We've opined right here in the previous Market Outlook that "
the bulls are going to have a difficult time around the S&P 50-day moving average area" see "
Tough Days Ahead" August 9, 2007; equity market tumble out of gate Thursday amid a renew fears of a possible credit crunch. The sell-off began after BNP Paribas, a French bank, said that it's halting withdrawals from three of funds due to inability to fairly value holdings piques concerns about subprime contagion effect.
Given its substantial exposure to mortgage lending and widening credit spreads, the KBW Bank Index (BKX) got hammered and slipped into the negative territory for the year.
As we've said back on
July 18 and
August 06 "
financial stocks are entering a secular bear market
the opportunities will continue to come on the short side", the BKX tank almost 4% for the day after the attempt to buy on the dip was met with an aggressive wave of selling.

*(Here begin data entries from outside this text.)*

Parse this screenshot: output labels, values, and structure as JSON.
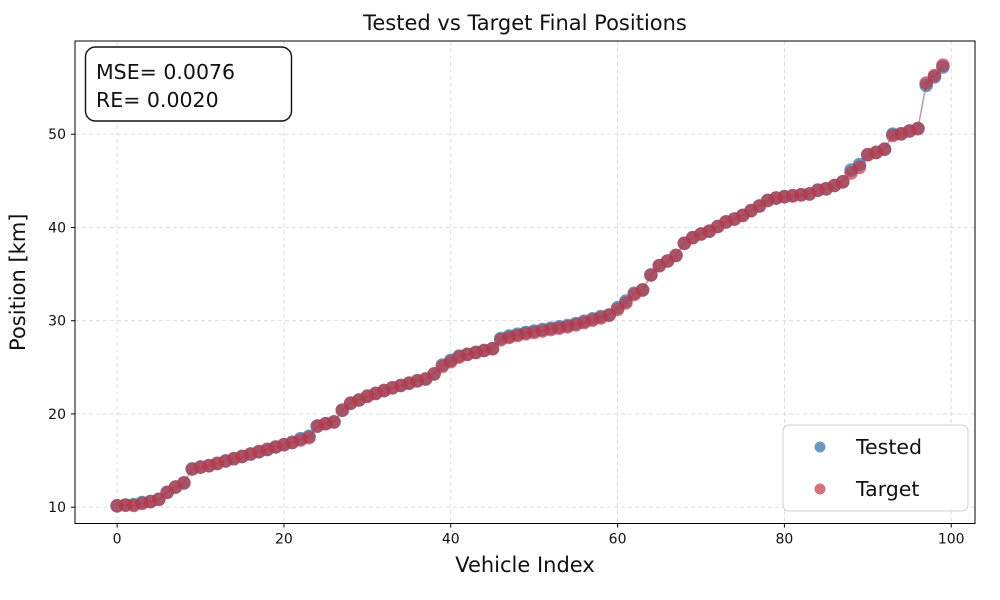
{
  "figure": {
    "background": "#ffffff"
  },
  "chart_data": {
    "type": "scatter",
    "title": "Tested vs Target Final Positions",
    "xlabel": "Vehicle Index",
    "ylabel": "Position [km]",
    "annotation": {
      "lines": [
        "MSE= 0.0076",
        "RE= 0.0020"
      ],
      "mse": "0.0076",
      "re": "0.0020"
    },
    "legend": {
      "position": "lower right",
      "entries": [
        {
          "label": "Tested",
          "color": "#2e6da4"
        },
        {
          "label": "Target",
          "color": "#bf3645"
        }
      ]
    },
    "x_axis": {
      "ticks": [
        0,
        20,
        40,
        60,
        80,
        100
      ],
      "range": [
        -5.05,
        102.85
      ]
    },
    "y_axis": {
      "ticks": [
        10,
        20,
        30,
        40,
        50
      ],
      "range": [
        8.25,
        60.0
      ]
    },
    "grid": true,
    "grid_color": "#d9d9d9",
    "marker_alpha": 0.7,
    "x_note": "x value = vehicle index 0..99",
    "series": [
      {
        "name": "Tested",
        "color": "#2e6da4",
        "values": [
          10.15,
          10.22,
          10.28,
          10.5,
          10.6,
          10.85,
          11.6,
          12.15,
          12.6,
          14.1,
          14.3,
          14.45,
          14.7,
          14.95,
          15.2,
          15.45,
          15.7,
          15.95,
          16.2,
          16.45,
          16.7,
          16.95,
          17.35,
          17.6,
          18.7,
          18.95,
          19.15,
          20.4,
          21.15,
          21.5,
          21.9,
          22.2,
          22.5,
          22.8,
          23.05,
          23.3,
          23.55,
          23.75,
          24.3,
          25.25,
          25.75,
          26.22,
          26.4,
          26.6,
          26.8,
          27.0,
          28.1,
          28.35,
          28.55,
          28.75,
          28.9,
          29.05,
          29.2,
          29.35,
          29.5,
          29.7,
          29.95,
          30.2,
          30.45,
          30.6,
          31.4,
          32.1,
          32.95,
          33.3,
          34.9,
          35.9,
          36.4,
          37.0,
          38.3,
          38.9,
          39.3,
          39.6,
          40.1,
          40.6,
          40.9,
          41.3,
          41.8,
          42.3,
          42.9,
          43.15,
          43.3,
          43.4,
          43.5,
          43.6,
          44.0,
          44.15,
          44.5,
          44.9,
          46.15,
          46.75,
          47.8,
          48.05,
          48.4,
          50.0,
          50.05,
          50.35,
          50.6,
          55.25,
          56.15,
          57.2
        ]
      },
      {
        "name": "Target",
        "color": "#bf3645",
        "values": [
          10.15,
          10.22,
          10.18,
          10.4,
          10.6,
          10.85,
          11.6,
          12.15,
          12.6,
          14.1,
          14.3,
          14.45,
          14.7,
          14.95,
          15.2,
          15.45,
          15.7,
          15.95,
          16.2,
          16.45,
          16.7,
          16.95,
          17.2,
          17.45,
          18.7,
          18.95,
          19.15,
          20.4,
          21.15,
          21.5,
          21.9,
          22.2,
          22.5,
          22.8,
          23.05,
          23.3,
          23.55,
          23.75,
          24.3,
          25.1,
          25.6,
          26.1,
          26.4,
          26.6,
          26.8,
          27.0,
          27.95,
          28.2,
          28.4,
          28.6,
          28.75,
          28.9,
          29.05,
          29.2,
          29.35,
          29.55,
          29.8,
          30.05,
          30.3,
          30.6,
          31.2,
          31.9,
          32.8,
          33.3,
          34.9,
          35.9,
          36.4,
          37.0,
          38.3,
          38.9,
          39.3,
          39.6,
          40.1,
          40.6,
          40.9,
          41.3,
          41.8,
          42.3,
          42.9,
          43.15,
          43.3,
          43.4,
          43.5,
          43.6,
          44.0,
          44.15,
          44.5,
          44.9,
          45.85,
          46.45,
          47.8,
          48.05,
          48.4,
          49.85,
          50.05,
          50.35,
          50.6,
          55.5,
          56.3,
          57.4
        ]
      }
    ]
  }
}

Technically speaking, today trading action suggested that Monday's low will be retest and exceeded. A decline to below the 105 level will confirm this.
Thursday sell-off had pushed the CBOE Volatility Index (VIX) to a level that had not seen since 2003 in four years. This action suggested that stocks have further to fall.

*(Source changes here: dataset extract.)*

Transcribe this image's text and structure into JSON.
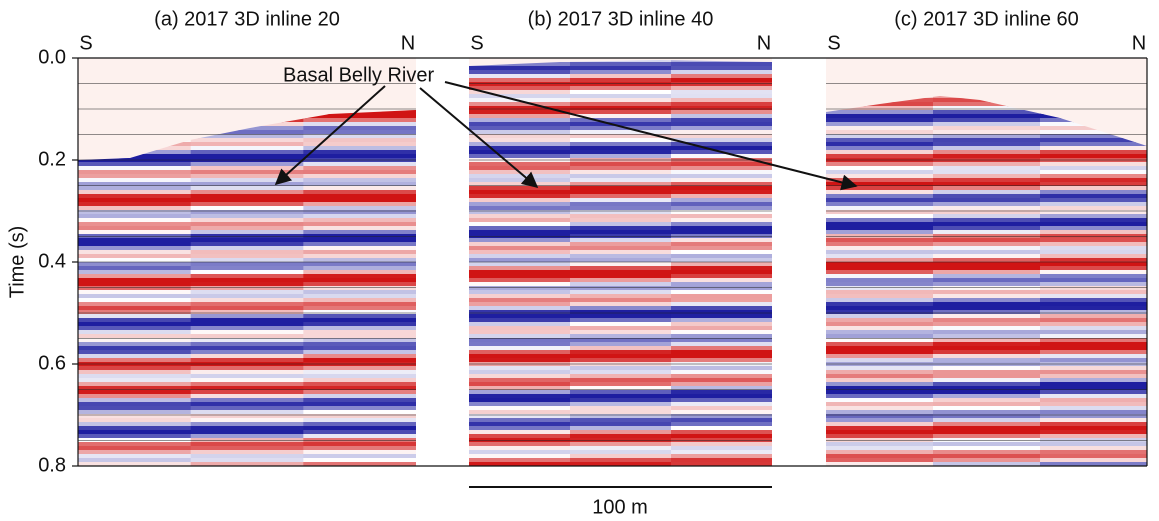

Despite what was the S&P 500's worst one-day decline since March 2003, the "
Swing-Trader Bulletin" continues to do extremely well with
Starbucks Corp (
SBUX) rose for a four straight session.
Cepheid (
CPHD) also jumped on heavy volume. The position has an unrealized gain of almost 20% in just 3 days. Of the nine different portfolio holdings, four hold 10%-23% unrealized gains each. Three hold 2%-7% unrealized gains each. And only two carry a small lost of 1-4% each.
Let's take a look at the major indice charts:
The Standard & Poors 500 Index (daily) chart above addresses a short-term frame. With its most influential sector also the day's weakest spot, it wasn't surprised to see the S&P 500 outpaced its peers to the downside. As noted above, Thursday sell-off had marked the board market index worst one-day decline since March 2003 with all of its 10 economic sectors closed sharply lower, plunged about 3% on average.
General speaking, Monday's low of 1427 is the key level to watch in the upcoming days. Bear in mind that a close below this level will open the gate to further downside.
The Dow Jones Industrials Average (daily) chart above addresses a short-term frame. As predicted, the blue-chips index reversed sharply after the test of resistant at the 50-day moving average was met with even stronger wave of selling pressure. Keep last week low of 13132 on your trading radar for a move to below this level will increase the probability for a test of the double support (the spring bullish breakout point + the 200-day moving average) around the 12700 level.
Bottom line: general speaking, Thursday trading action indicated that the market is on a verge of breaking down and this does not bode well for the bulls. With that said, a downside follow-through in the upcoming days, especially if accompany by a breakdown to below the S&P 1360 will complete the huge bearish double top pattern (we'll discuss this in the weekly market outlook) and hence, spell the end of this four years old bull market.